After spending an entire hour in the shower trying to figure it out what's happening, she finally got out of the shower and changed her clothes. After which she sat down in front of the mirror.

As soon as she saw herself in the mirror, she noticed something was different in her. She was glowing. Not only did she felt beautiful at that time, but she also looked beautiful as well. And that was the time, she gave up. She gave up thinking about all the complexities she thought about moments ago. And after that, she smiled. It was a warm, beautiful and heartfelt smile.

While she was completely lost in herself, that's when her phone rang, bringing her out from her thoughts. She immediately looked at her phone. It was Kevin. She picked up the call.

"Yup, Kev, say?" She spoke. "Kris, where are you again?" Kevin asked her. "In my second home, dumbo!
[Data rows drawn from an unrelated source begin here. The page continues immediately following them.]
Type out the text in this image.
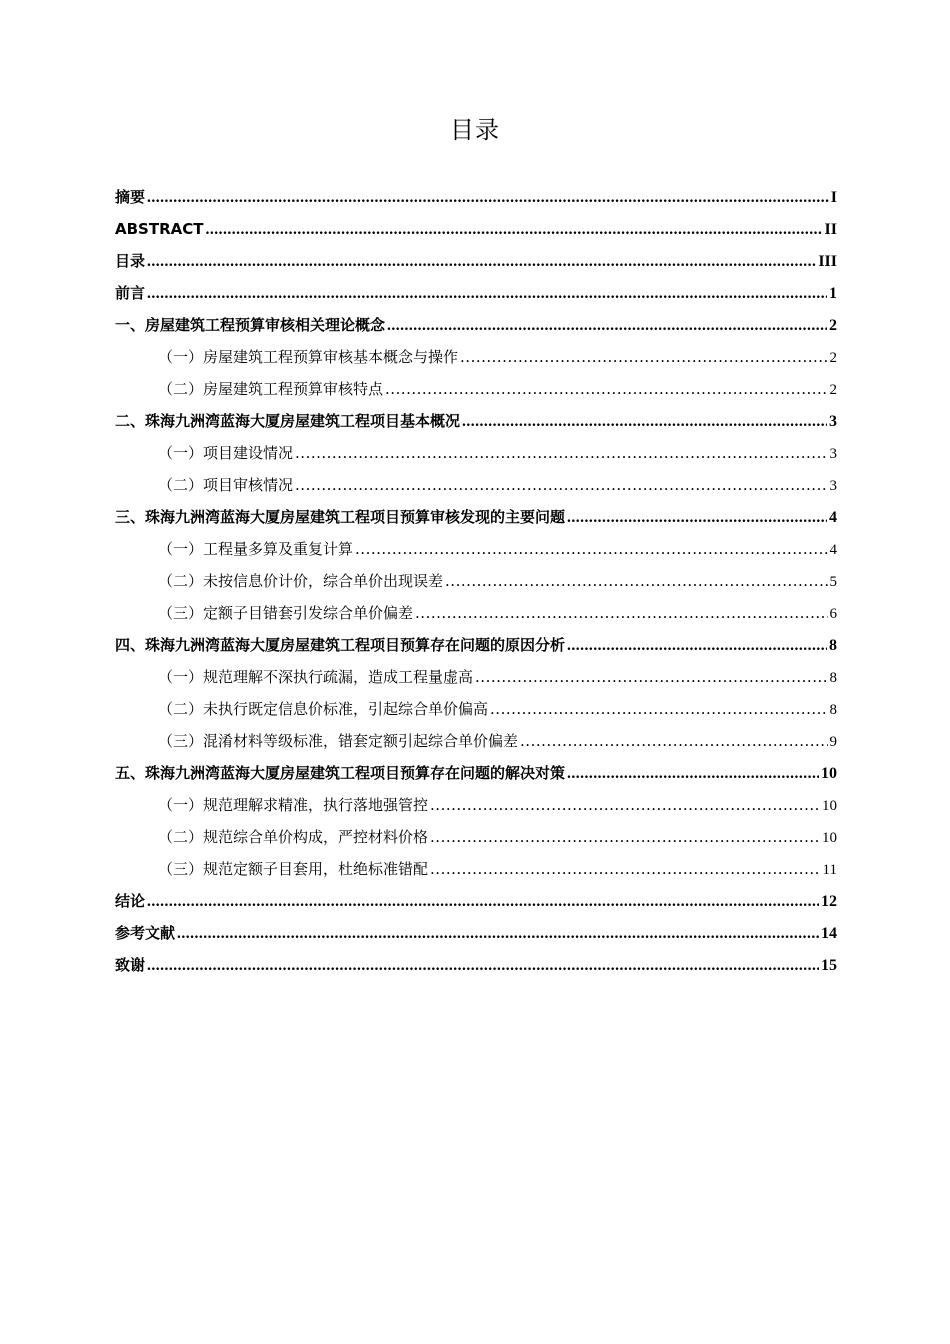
目录
摘要 .....	I
ABSTRACT .....	II
目录 .....	III
前言 .....	1
一、 房屋建筑工程预算审核相关理论概念 .....	2
（一） 房屋建筑工程预算审核基本概念与操作 .....	2
（二） 房屋建筑工程预算审核特点 .....	2
二、 珠海九洲湾蓝海大厦房屋建筑工程项目基本概况 .....	3
（一） 项目建设情况 .....	3
（二） 项目审核情况 .....	3
三、 珠海九洲湾蓝海大厦房屋建筑工程项目预算审核发现的主要问题 .....	4
（一） 工程量多算及重复计算 .....	4
（二） 未按信息价计价，综合单价出现误差 .....	5
（三） 定额子目错套引发综合单价偏差 .....	6
四、 珠海九洲湾蓝海大厦房屋建筑工程项目预算存在问题的原因分析 .....	8
（一） 规范理解不深执行疏漏，造成工程量虚高 .....	8
（二） 未执行既定信息价标准，引起综合单价偏高 .....	8
（三） 混淆材料等级标准，错套定额引起综合单价偏差 .....	9
五、 珠海九洲湾蓝海大厦房屋建筑工程项目预算存在问题的解决对策 .....	10
（一） 规范理解求精准，执行落地强管控 .....	10
（二） 规范综合单价构成，严控材料价格 .....	10
（三） 规范定额子目套用，杜绝标准错配 .....	11
结论 .....	12
参考文献 .....	14
致谢 .....	15
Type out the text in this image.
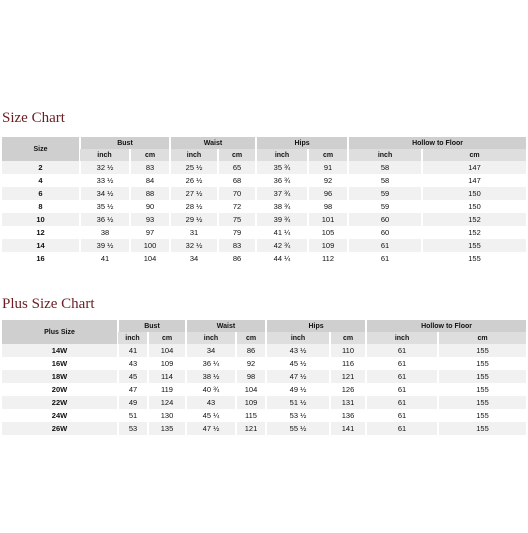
Size Chart
Size	Bust		Waist		Hips		Hollow to Floor	
	inch	cm	inch	cm	inch	cm	inch	cm
2	32 ½	83	25 ½	65	35 ¾	91	58	147
4	33 ½	84	26 ½	68	36 ¾	92	58	147
6	34 ½	88	27 ½	70	37 ¾	96	59	150
8	35 ½	90	28 ½	72	38 ¾	98	59	150
10	36 ½	93	29 ½	75	39 ¾	101	60	152
12	38	97	31	79	41 ¼	105	60	152
14	39 ½	100	32 ½	83	42 ¾	109	61	155
16	41	104	34	86	44 ¼	112	61	155
Plus Size Chart
Plus Size	Bust		Waist		Hips		Hollow to Floor	
	inch	cm	inch	cm	inch	cm	inch	cm
14W	41	104	34	86	43 ½	110	61	155
16W	43	109	36 ¼	92	45 ½	116	61	155
18W	45	114	38 ½	98	47 ½	121	61	155
20W	47	119	40 ¾	104	49 ½	126	61	155
22W	49	124	43	109	51 ½	131	61	155
24W	51	130	45 ¼	115	53 ½	136	61	155
26W	53	135	47 ½	121	55 ½	141	61	155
Why are you so much concerned about me?" Krysten replied.

"Why wouldn't I? You haven't had sex in two days and you go maniac without sex," he flipped. "Who told you I am without sex, Kevin?" She rolled her eyes, "and secondly, I am right now at the sanest version I can ever be. So chillax, I am fine," she concluded.

"Are you sure?" he asked. "I am Kevin, be assured," she replied with a smile. "But why are you acting differently from the past two days Krysten? Like, you are putting yourself out from us, spending time with yourself and someone else I think. You never did that," he complained.